American-bred Thoroughbred racehorse

Miss Legality (foaled in 1989 in Florida) is an American Thoroughbred racehorse. The daughter of Skip Trial is probably best remembered for posting a two length score over Known Feminist in the mile and an eighth Grade II $250,000 Black-Eyed Susan Stakes at Pimlico Race Course on May 15, 1992.

== Early racing career ==

Miss Legality broke her maiden in her second attempt and then won an allowance race at Calder Race Course in June 1992. In the late summer, she competed in the Poinsettia Stakes at Hialeah Park Race Track and placed second behind November Snow. Late in the summer, she took another second by placing in the Sorority Stakes at Monmouth Park in New Jersey. In late September, Miss Legality won the Brave Raj Stakes, also at Calder in Miami Gardens, Florida. It was open to two-year-old fillies and raced over a distance of one mile and seventy yards. During the second week of November, Miss Legality won the very last running of the Gardenia Stakes run at Garden State Park Racetrack near Cherry Hill, New Jersey. At the time, the 1-1/16 mile event was the world's richest race for two-year-old fillies. In the winter, Miss Legality was freshened for a few months. In March 1992, she won the Davona Dale Stakes at Gulfstream Park at a mile and 70 yards in 1:42 flat.

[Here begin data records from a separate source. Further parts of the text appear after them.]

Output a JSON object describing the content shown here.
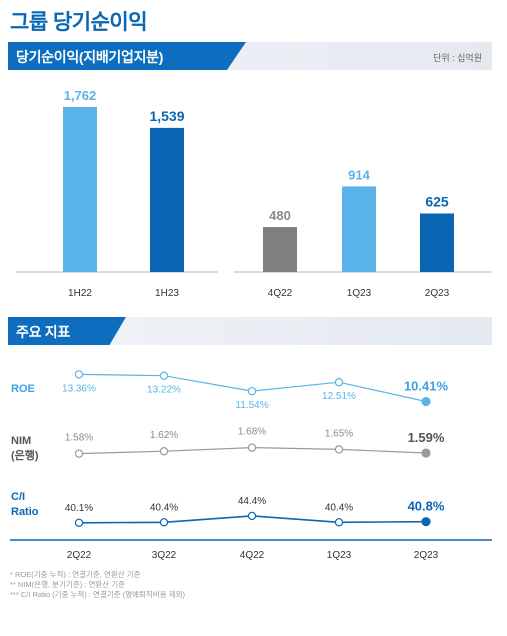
{
  "page_title": "그룹 당기순이익",
  "section1": {
    "title": "당기순이익(지배기업지분)",
    "unit": "단위 : 십억원"
  },
  "section2": {
    "title": "주요 지표"
  },
  "colors": {
    "light_blue": "#5ab4ea",
    "dark_blue": "#0a66b2",
    "gray": "#7f7f7f",
    "roe_line": "#5ab4ea",
    "nim_line": "#9a9a9a",
    "ci_line": "#0a66b2"
  },
  "chart_data": [
    {
      "type": "bar",
      "categories": [
        "1H22",
        "1H23"
      ],
      "values": [
        1762,
        1539
      ],
      "value_labels": [
        "1,762",
        "1,539"
      ],
      "colors": [
        "#5ab4ea",
        "#0a66b2"
      ]
    },
    {
      "type": "bar",
      "categories": [
        "4Q22",
        "1Q23",
        "2Q23"
      ],
      "values": [
        480,
        914,
        625
      ],
      "value_labels": [
        "480",
        "914",
        "625"
      ],
      "colors": [
        "#7f7f7f",
        "#5ab4ea",
        "#0a66b2"
      ]
    },
    {
      "type": "line",
      "categories": [
        "2Q22",
        "3Q22",
        "4Q22",
        "1Q23",
        "2Q23"
      ],
      "series": [
        {
          "name": "ROE",
          "values": [
            13.36,
            13.22,
            11.54,
            12.51,
            10.41
          ],
          "labels": [
            "13.36%",
            "13.22%",
            "11.54%",
            "12.51%",
            "10.41%"
          ]
        },
        {
          "name": "NIM (은행)",
          "values": [
            1.58,
            1.62,
            1.68,
            1.65,
            1.59
          ],
          "labels": [
            "1.58%",
            "1.62%",
            "1.68%",
            "1.65%",
            "1.59%"
          ]
        },
        {
          "name": "C/I Ratio",
          "values": [
            40.1,
            40.4,
            44.4,
            40.4,
            40.8
          ],
          "labels": [
            "40.1%",
            "40.4%",
            "44.4%",
            "40.4%",
            "40.8%"
          ]
        }
      ]
    }
  ],
  "footnotes": [
    "* ROE(기중 누적) : 연결기준, 연환산 기준",
    "** NIM(은행, 분기기준) : 연환산 기준",
    "*** C/I Ratio (기중 누적) : 연결기준 (명예퇴직비용 제외)"
  ]
}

== Black-Eyed Susan Stakes ==

In the late spring of 1992, owner Norton Waltuch and trainer Sonny Hine decided to run Miss Legality in the de facto second jewel of the filly Triple Crown, the Grade II $250,000 Black-Eyed Susan Stakes in May. In the race, Miss Legality broke well and overtook the leaders going into the clubhouse turn. She beat a strong field of eight stakes winners, including runner-up Known Feminist, by 1-1/2 lengths in the 68th running of the Black-Eyed Susan Stakes in Baltimore, Maryland. Miss Legality, ridden by jockey Chris McCarron, covered 1 1/8 miles in the rain in one minute and 51.11 seconds. Diamond Duo was two lengths further back in third.

== Later racing career ==

After the Black-Eyed Susan, Miss Legality was shipped to the Jersey shore to race in the Post-Deb Stakes (now called the Reeve Schley, Jr. Stakes) in July at Monmouth Park. In the Post-Deb, Diamond Duo turned the tables and won the race, with Miss Legality finishing third. She finished her sophomore season with wins in the Convenience Stakes and Somerset County Stakes.